Conoscendo le tecniche del Kgb ci si accorge di come il conformismo culturale e mediatico di oggi sia paradossalmente “figlio” di quell’epoca e delle teorie elaborate da Gramsci. Nel mio nuovo saggio spiego per quale ragione la cultura cattolica, un tempo prevalente in un Paese profondamente cristiano come l’Italia, sia stata soppiantata negli anni Cinquanta da quella marxista, che finì per ammantare con diverse gradazioni di colore, dal rosa al rosso, il mondo dei media, quello della cultura, della scuola e delle università. 

E come sia stato possibile che i giornalisti formatisi in quell’epoca, cresciuti nella cultura dell’anti-sistema, siano diventati oggi più strenui guardiani dell’attuale sistema, senza rinunciare alla propria iconica appartenenza alla sinistra.

Le loro logiche sono rimaste quelle della peggiore cultura marxista. che non contempla un confronto aperto e costruttivo con chi la pensa diversamente ma conduce all’estromissione di chi non è allineato e sfocia, inevitabilmente, nell’attuale, opprimente conformismo della stampa mainstream.

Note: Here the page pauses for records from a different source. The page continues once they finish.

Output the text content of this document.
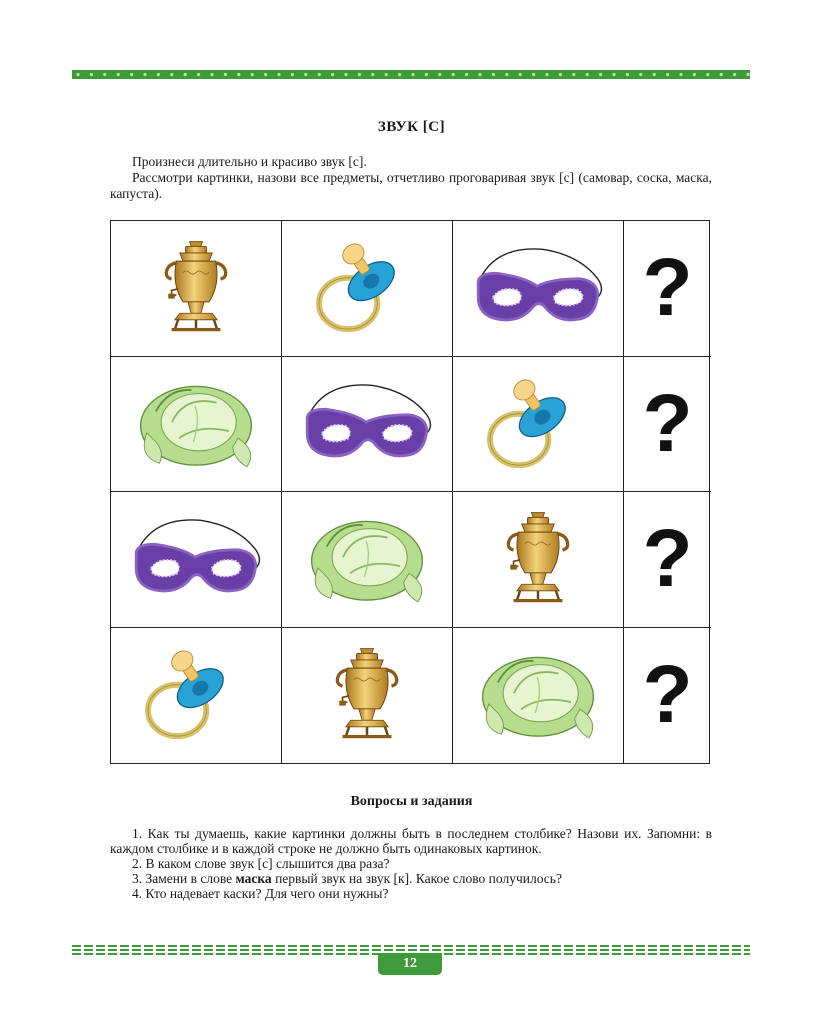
ЗВУК [С]

Произнеси длительно и красиво звук [с].

Рассмотри картинки, назови все предметы, отчетливо проговаривая звук [с] (самовар, соска, маска, капуста).

?
?
?
?
Вопросы и задания

1. Как ты думаешь, какие картинки должны быть в последнем столбике? Назови их. Запомни: в каждом столбике и в каждой строке не должно быть одинаковых картинок.

2. В каком слове звук [с] слышится два раза?

3. Замени в слове маска первый звук на звук [к]. Какое слово получилось?

4. Кто надевает каски? Для чего они нужны?

12
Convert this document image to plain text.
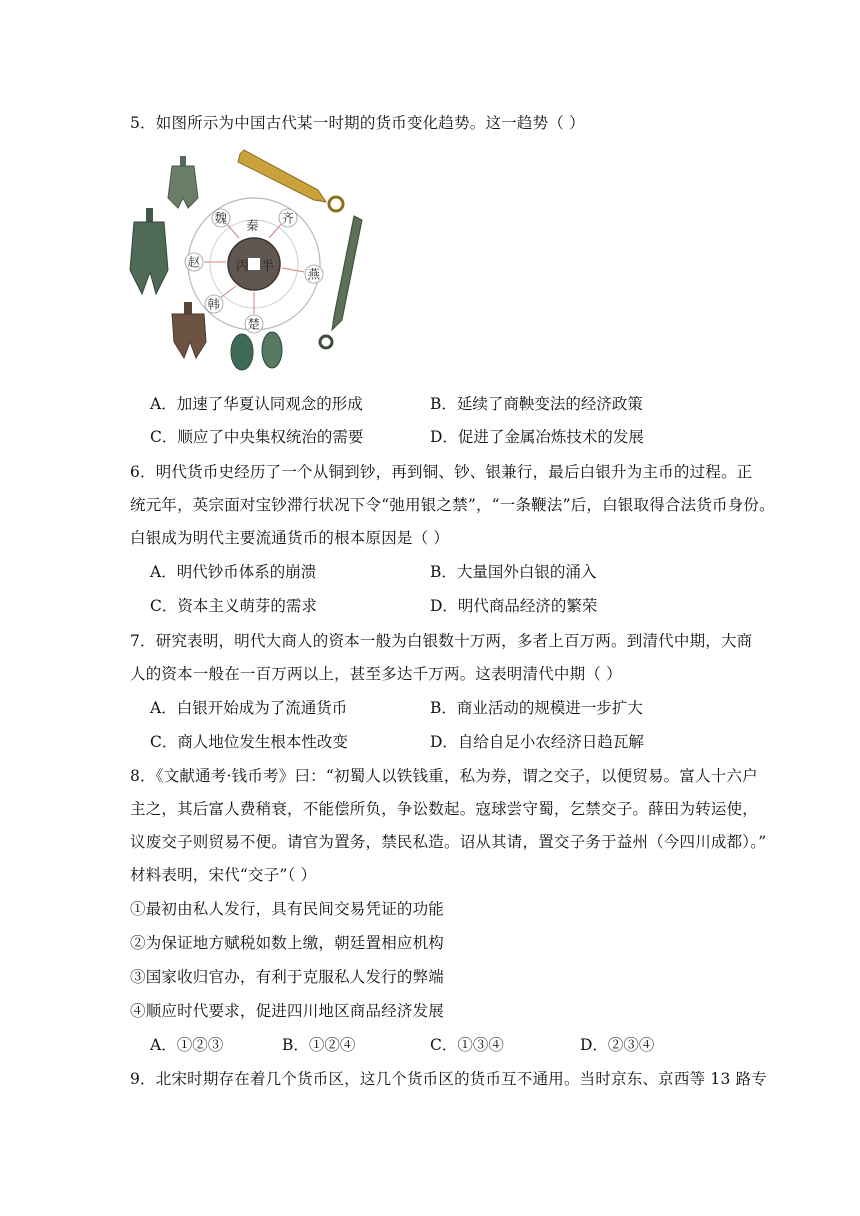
5．如图所示为中国古代某一时期的货币变化趋势。这一趋势（ ）
丙 半
秦
魏	齐
赵
燕
韩
楚
A．加速了华夏认同观念的形成	B．延续了商鞅变法的经济政策
C．顺应了中央集权统治的需要	D．促进了金属冶炼技术的发展
6．明代货币史经历了一个从铜到钞，再到铜、钞、银兼行，最后白银升为主币的过程。正
统元年，英宗面对宝钞滞行状况下令“弛用银之禁”，“一条鞭法”后，白银取得合法货币身份。
白银成为明代主要流通货币的根本原因是（ ）
A．明代钞币体系的崩溃	B．大量国外白银的涌入
C．资本主义萌芽的需求	D．明代商品经济的繁荣
7．研究表明，明代大商人的资本一般为白银数十万两，多者上百万两。到清代中期，大商
人的资本一般在一百万两以上，甚至多达千万两。这表明清代中期（ ）
A．白银开始成为了流通货币	B．商业活动的规模进一步扩大
C．商人地位发生根本性改变	D．自给自足小农经济日趋瓦解
8．《文献通考·钱币考》曰：“初蜀人以铁钱重，私为券，谓之交子，以便贸易。富人十六户
主之，其后富人费稍衰，不能偿所负，争讼数起。寇球尝守蜀，乞禁交子。薛田为转运使，
议废交子则贸易不便。请官为置务，禁民私造。诏从其请，置交子务于益州（今四川成都）。”
材料表明，宋代“交子”（ ）
①最初由私人发行，具有民间交易凭证的功能
②为保证地方赋税如数上缴，朝廷置相应机构
③国家收归官办，有利于克服私人发行的弊端
④顺应时代要求，促进四川地区商品经济发展
A．①②③	B．①②④	C．①③④	D．②③④
9．北宋时期存在着几个货币区，这几个货币区的货币互不通用。当时京东、京西等 13 路专
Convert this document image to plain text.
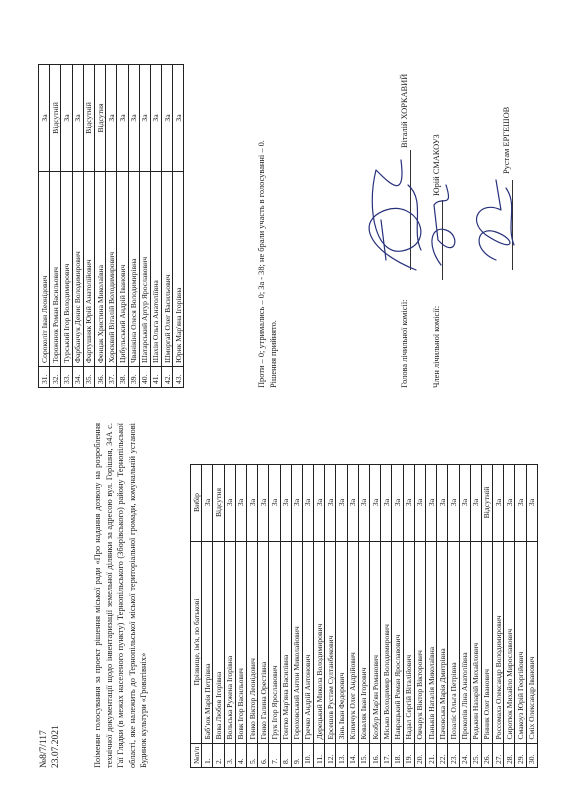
№8/7/117 23.07.2021	Поіменне голосування за проект рішення міської ради «Про надання дозволу на розроблення технічної документації щодо інвентаризації земельної ділянки за адресою вул. Горішня, 34А с. Гаї Глядки (в межах населеного пункту) Тернопільського (Зборівського) району Тернопільської області, яке належить до Тернопільської міської територіальної громади, комунальній установі Будинок культури «Гроватівніх»	№п/п	Прізвище, ім'я, по батькові	Вибір
1.	Бабʼюк Марія Петрівна	За
2.	Вова Любов Ігорівна	Відсутня
3.	Вольська Ружена Ігорівна	За
4.	Вовк Ігор Васильович	За
5.	Генко Віктор Леонідович	За
6.	Генко Галина Орестівна	За
7.	Грук Ігор Ярославович	За
8.	Гонтко Мар'яна Василівна	За
9.	Гороховський Антон Миколайович	За
10.	Гречко Андрій Антонович	За
11.	Дерецький Микола Володимирович	За
12.	Ерсешов Рустам Султанбекович	За
13.	Зінь Іван Федорович	За
14.	Климчук Олег Андрійович	За
15.	Коваляк Іван Ігорович	За
16.	Козбур Мар'ян Романович	За
17.	Місько Володимир Володимирович	За
18.	Наврацький Роман Ярославович	За
19.	Надал Сергій Віталійович	За
20.	Овчарук Віктор Вікторович	За
21.	Паньків Наталія Миколаївна	За
22.	Пачовська Марія Дмитрівна	За
23.	Позаліс Ольга Петрівна	За
24.	Прокопів Ліна Анатоліївна	За
25.	Редькин Назарій Михайлович	За
26.	Рінник Олег Іванович	Відсутній
27.	Россомаха Олександр Володимирович	За
28.	Сиротюк Михайло Мирославович	За
29.	Смакоуз Юрій Георгійович	За
30.	Сміх Олександр Іванович	За
31.	Сороколіт Іван Леонідович	За
32.	Торожнюк Роман Васильович	Відсутній
33.	Турський Ігор Володимирович	За
34.	Фарбанчук Денис Володимирович	За
35.	Фартушняк Юрій Анатолійович	Відсутній
36.	Фенцак Христина Миколаївна	Відсутня
37.	Хорєквий Віталій Володимирович	За
38.	Цибульський Андрій Іванович	За
39.	Чванікіна Олеся Володимирівна	За
40.	Шатарський Артур Ярославович	За
41.	Шахін Ольга Анатоліївна	За
42.	Шморгай Олег Васильович	За
43.	Юрик Мар'яна Ігорівна	За
Проти – 0; утримались – 0; За - 38; не брали участь в голосуванні – 0. Рішення прийнято.	Голова лічильної комісії:
Віталій ХОРКАВИЙ
Член лічильної комісії:
Юрій СМАКОУЗ	Рустам ЕРГЕШОВ
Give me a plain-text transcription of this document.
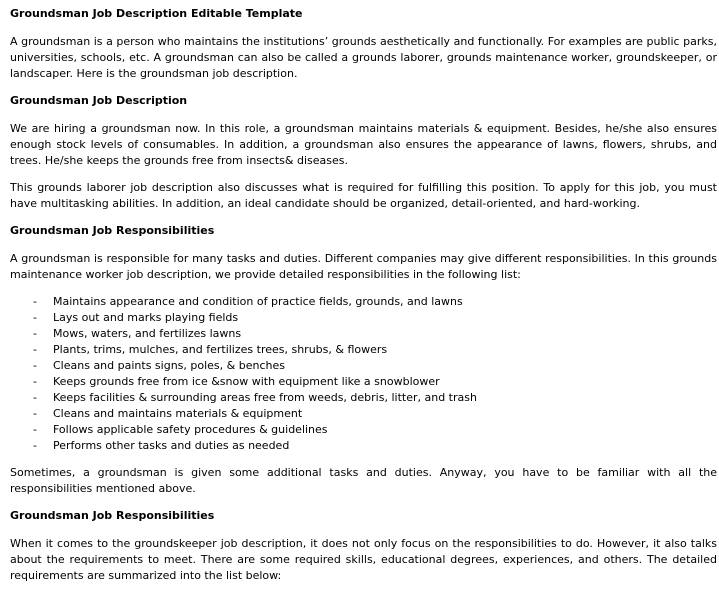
Groundsman Job Description Editable Template

A groundsman is a person who maintains the institutions’ grounds aesthetically and functionally. For examples are public parks, universities, schools, etc. A groundsman can also be called a grounds laborer, grounds maintenance worker, groundskeeper, or landscaper. Here is the groundsman job description.

Groundsman Job Description

We are hiring a groundsman now. In this role, a groundsman maintains materials & equipment. Besides, he/she also ensures enough stock levels of consumables. In addition, a groundsman also ensures the appearance of lawns, flowers, shrubs, and trees. He/she keeps the grounds free from insects& diseases.

This grounds laborer job description also discusses what is required for fulfilling this position. To apply for this job, you must have multitasking abilities. In addition, an ideal candidate should be organized, detail-oriented, and hard-working.

Groundsman Job Responsibilities

A groundsman is responsible for many tasks and duties. Different companies may give different responsibilities. In this grounds maintenance worker job description, we provide detailed responsibilities in the following list:

- Maintains appearance and condition of practice fields, grounds, and lawns
- Lays out and marks playing fields
- Mows, waters, and fertilizes lawns
- Plants, trims, mulches, and fertilizes trees, shrubs, & flowers
- Cleans and paints signs, poles, & benches
- Keeps grounds free from ice &snow with equipment like a snowblower
- Keeps facilities & surrounding areas free from weeds, debris, litter, and trash
- Cleans and maintains materials & equipment
- Follows applicable safety procedures & guidelines
- Performs other tasks and duties as needed

Sometimes, a groundsman is given some additional tasks and duties. Anyway, you have to be familiar with all the responsibilities mentioned above.

Groundsman Job Responsibilities

When it comes to the groundskeeper job description, it does not only focus on the responsibilities to do. However, it also talks about the requirements to meet. There are some required skills, educational degrees, experiences, and others. The detailed requirements are summarized into the list below:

Il che è paradossale e significativo: Gramsci, che elaborò la teoria dell’egemonia culturale e sapeva quanto importante fosse controllare gli intellettuali, se fosse ancora in vita sarebbe verosimilmente inorridito. Eppure proprio l’omologazione della cultura e dei media attuata con successo dal Kgb, ispirandosi alle teorie del filosofo italiano, oggi serve a difendere e a promuovere la globalizzazione, certificando l’importanza delle tecniche di condizionamento delle società. Tecniche che sono al contempo palesi e occulte. Esu cui si impernia il sistema (in)visibile in cui siamo immersi.